To test how Hurricane Maria influenced immune cell gene regulation and ageing, Watowich and the team were able to leverage a collection of blood samples and history of detailed demographic data from age-matched subsets of the Cayo Santiago rhesus macaque population.

By performing a global analysis of immune gene expression, they found 4% of genes expressed in immune cells were altered after the hurricane.

Of these, genes that had higher expression after the hurricane were involved in inflammation, and genes dampened by the hurricane were those involved in protein translation, protein folding/refolding, the adaptive immune response and T cells.

The downregulation of so-called heat shock genes, which promote the proper function of protein-making in our cells, was most affected, some with two-times lower activity after Hurricane Maria.

These genes have also been implicated in cardiovascular and Alzheimer’s disease.

Remarkably, they found a strong correlation in the hurricane exposure and ageing effects on gene expression, where the effect of the hurricane was similar to the effect of the immune system getting older.

To understand how the hurricane may have affected amounts of immune cell populations, they looked at profiles from single-cell RNA sequencing to identify genes that are preferentially expressed in key immune cell types.

“Overall, cell-specific markers of canonical pro-inflammatory immune cells, such as CD14+ monocytes, had higher expression in older individuals and those that experienced the hurricane,” said Snyder-Mackler.

“Further, expression of helper T-cell genes, an anti-inflammatory cell type, decreased in older animals and those after the hurricane.

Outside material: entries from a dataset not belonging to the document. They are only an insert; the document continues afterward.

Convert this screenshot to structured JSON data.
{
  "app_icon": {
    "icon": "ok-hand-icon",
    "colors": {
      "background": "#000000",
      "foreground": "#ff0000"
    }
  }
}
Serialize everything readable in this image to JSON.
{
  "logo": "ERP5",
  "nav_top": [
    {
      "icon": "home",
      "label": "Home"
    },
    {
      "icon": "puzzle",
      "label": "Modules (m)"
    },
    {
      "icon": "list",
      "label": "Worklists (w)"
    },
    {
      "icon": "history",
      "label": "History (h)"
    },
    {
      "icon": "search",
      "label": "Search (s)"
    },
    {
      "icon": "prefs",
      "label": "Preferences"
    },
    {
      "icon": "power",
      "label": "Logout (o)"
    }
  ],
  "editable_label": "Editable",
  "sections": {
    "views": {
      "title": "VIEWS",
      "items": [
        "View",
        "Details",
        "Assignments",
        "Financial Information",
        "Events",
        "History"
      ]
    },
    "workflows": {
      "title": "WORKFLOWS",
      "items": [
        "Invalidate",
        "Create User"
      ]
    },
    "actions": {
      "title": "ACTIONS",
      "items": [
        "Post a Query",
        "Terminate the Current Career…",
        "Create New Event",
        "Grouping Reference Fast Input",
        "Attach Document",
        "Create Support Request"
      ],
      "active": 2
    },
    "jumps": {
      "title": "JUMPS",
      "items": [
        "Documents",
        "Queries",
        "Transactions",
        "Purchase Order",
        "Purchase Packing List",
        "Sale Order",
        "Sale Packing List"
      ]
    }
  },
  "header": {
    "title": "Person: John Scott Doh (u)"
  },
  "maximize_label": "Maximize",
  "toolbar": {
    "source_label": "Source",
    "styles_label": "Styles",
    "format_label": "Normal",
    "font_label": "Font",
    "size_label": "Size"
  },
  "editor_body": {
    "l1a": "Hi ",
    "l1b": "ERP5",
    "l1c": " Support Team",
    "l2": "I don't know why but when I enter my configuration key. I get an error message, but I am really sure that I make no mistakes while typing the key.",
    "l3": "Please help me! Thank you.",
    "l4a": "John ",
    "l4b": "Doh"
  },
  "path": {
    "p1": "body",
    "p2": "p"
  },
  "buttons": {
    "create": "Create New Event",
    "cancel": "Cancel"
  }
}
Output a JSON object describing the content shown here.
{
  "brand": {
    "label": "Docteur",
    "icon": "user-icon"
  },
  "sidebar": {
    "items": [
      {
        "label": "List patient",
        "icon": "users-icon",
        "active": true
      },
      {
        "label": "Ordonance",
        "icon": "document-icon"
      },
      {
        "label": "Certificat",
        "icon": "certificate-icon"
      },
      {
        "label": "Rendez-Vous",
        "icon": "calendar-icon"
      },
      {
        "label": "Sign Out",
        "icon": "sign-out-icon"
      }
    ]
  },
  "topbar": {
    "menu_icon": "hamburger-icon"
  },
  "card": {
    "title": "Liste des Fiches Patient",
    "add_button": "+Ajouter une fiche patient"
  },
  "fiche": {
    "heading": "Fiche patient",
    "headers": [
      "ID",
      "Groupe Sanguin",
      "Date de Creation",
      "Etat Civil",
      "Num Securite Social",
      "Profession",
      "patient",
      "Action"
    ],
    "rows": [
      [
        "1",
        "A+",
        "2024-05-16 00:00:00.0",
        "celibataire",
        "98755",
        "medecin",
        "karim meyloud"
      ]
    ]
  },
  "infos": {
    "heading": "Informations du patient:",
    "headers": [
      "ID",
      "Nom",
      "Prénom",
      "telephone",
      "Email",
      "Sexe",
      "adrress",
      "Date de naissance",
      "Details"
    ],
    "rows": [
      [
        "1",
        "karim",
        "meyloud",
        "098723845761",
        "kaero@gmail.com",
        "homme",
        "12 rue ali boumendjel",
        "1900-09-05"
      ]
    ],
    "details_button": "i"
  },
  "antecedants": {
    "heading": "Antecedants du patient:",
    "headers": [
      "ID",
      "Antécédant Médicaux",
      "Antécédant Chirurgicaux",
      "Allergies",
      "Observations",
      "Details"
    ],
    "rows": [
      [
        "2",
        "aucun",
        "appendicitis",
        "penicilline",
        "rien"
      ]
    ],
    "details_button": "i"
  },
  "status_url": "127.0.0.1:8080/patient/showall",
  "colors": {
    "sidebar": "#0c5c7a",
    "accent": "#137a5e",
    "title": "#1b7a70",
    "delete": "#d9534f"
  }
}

“Together, this possibly implicates more inflammatory activity in animals after storm, similar to what we see in older individuals.”

Getting under the skin

From their long-term studies, as part of a collaboration with the Caribbean Primate Research Center, University of Pennsylvania, University of Exeter and New York University, they had four years of data prior (n = 435) and one year after (n = 108) Hurricane Maria.

They hypothesised that exposure to the hurricane would recapitulate molecular changes associated with the natural process of ageing.

“Our findings suggest that differences in immune cell gene expression in individuals exposed to an extreme natural disaster were in many ways similar to the effects of the natural ageing process,” said Snyder-Mackler.

“We also observed evidence for accelerated biological ageing in samples collected after animals experienced Hurricane Maria.”

Watowich added: “Importantly, we identify a critical mechanism – immune cell gene regulation – that may explain how adversity, specifically in the context of natural disasters, may ultimately ‘get under the skin’ to drive age-associated disease onset and progression.”

Interestingly, not all monkeys responded similarly to the hurricane. For example, some monkeys’ biological ages increased much more than others.

The team hypothesises that there may be other aspects of the monkeys’ environment that can influence their response to adversity.

For example, social support might play a critical role.

“Social support can buffer humans and other animals from the consequences of adverse events,” said Professor Lauren Brent, of the University of Exeter.

“Socially integrated people – and monkeys – live longer, healthier lives.”

The study did have its limitations, foremost, that they could not measure ageing rates within the same individuals before or after the hurricane.

For future studies, they hope the work can expand to include longer-term studies of for every individual within a population to learn more about the intersection between biological ageing, adversity and social structures and in the face of a natural disaster.

Lastly, they hope their results will encourage efforts to develop a better understanding of ageing and adversity and one day, even a successful mitigation strategy to lessen the toll from natural disasters.

“Next steps in our work will be to investigate if social factors influence the pace of ageing following natural disaster,” Professor Brent said.